Best practices for production

The built-in Prometheus server is a great way to gain insight into the performance of your Gloo environment. However, the pod is not set up with persistent storage, and metrics are lost when the pod restarts or when the deployment is scaled down. Additionally, you might want to use your organization's own Prometheus-compatible solution or time series database that is hardened for production and integrates with other applications that might exist outside the cluster where your API Gateway runs.

To set up monitoring for production, you can choose between the following options:

Replace the built-in Prometheus server with your own instance

In this setup, you configure Gloo to disable the built-in Prometheus instance and to use your production Prometheus instance instead. This setup is a reasonable approach if you want to scrape raw Istio metrics from the Gloo management server to collect them in your production Prometheus instance. However, you cannot control the number of metrics that you collect, or federate and aggregate the metrics before you scrape them with your production Prometheus. To query the metrics and compute results, you use the compute resources of the cluster where your production Prometheus instance runs. Note that depending on the number and complexity of the queries that you plan to run in your production Prometheus instance, especially if you use the instance to consolidate metrics of other apps as well, your production instance might get overloaded or start to respond more slowly.
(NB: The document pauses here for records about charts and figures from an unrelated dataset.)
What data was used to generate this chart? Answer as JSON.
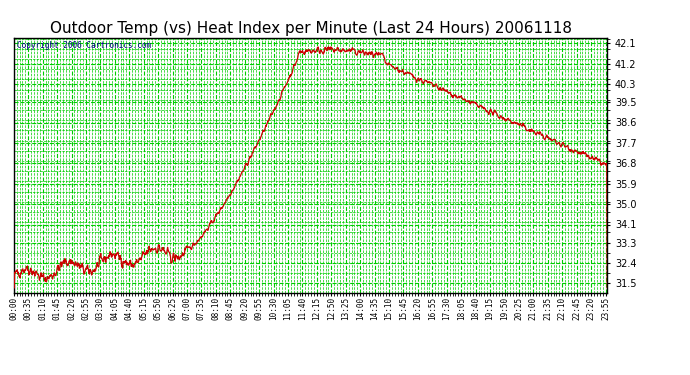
{
  "title": "Outdoor Temp (vs) Heat Index per Minute (Last 24 Hours) 20061118",
  "copyright": "Copyright 2006 Cartronics.com",
  "background_color": "#ffffff",
  "plot_bg_color": "#ffffff",
  "grid_color": "#00cc00",
  "line_color": "#cc0000",
  "title_fontsize": 11,
  "yticks": [
    31.5,
    32.4,
    33.3,
    34.1,
    35.0,
    35.9,
    36.8,
    37.7,
    38.6,
    39.5,
    40.3,
    41.2,
    42.1
  ],
  "ylim": [
    31.1,
    42.35
  ],
  "xtick_labels": [
    "00:00",
    "00:35",
    "01:10",
    "01:45",
    "02:20",
    "02:55",
    "03:30",
    "04:05",
    "04:40",
    "05:15",
    "05:50",
    "06:25",
    "07:00",
    "07:35",
    "08:10",
    "08:45",
    "09:20",
    "09:55",
    "10:30",
    "11:05",
    "11:40",
    "12:15",
    "12:50",
    "13:25",
    "14:00",
    "14:35",
    "15:10",
    "15:45",
    "16:20",
    "16:55",
    "17:30",
    "18:05",
    "18:40",
    "19:15",
    "19:50",
    "20:25",
    "21:00",
    "21:35",
    "22:10",
    "22:45",
    "23:20",
    "23:55"
  ]
}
For more information, see Replace the built-in Prometheus server with your own instance.

Recommended: Federate metrics with recording rules and provide them to your production monitoring system

To build a robust production-level Prometheus setup that follows the Istio observability best practices, federate the metrics and cardinality labels that you want to collect in your production instance and use the compute capacity of the Gloo management cluster to aggregate and precompute the metrics. Then, you can scrape the federated metrics with your Prometheus-compatible solution or send them to a time series database that is hardened for production as shown in the following image.

Figure: Production Prometheus setup.

While this is a more complex setup than replacing the built-in Prometheus server with your own instance, you have granular control over the metrics that you want to collect. Because the metrics are precomputed on the Gloo management cluster, your queries in the production instance are much faster and scalable, and you can avoid overloading your production instance.

For more information, see Federate metrics with recording rules and provide them to your production monitoring instance.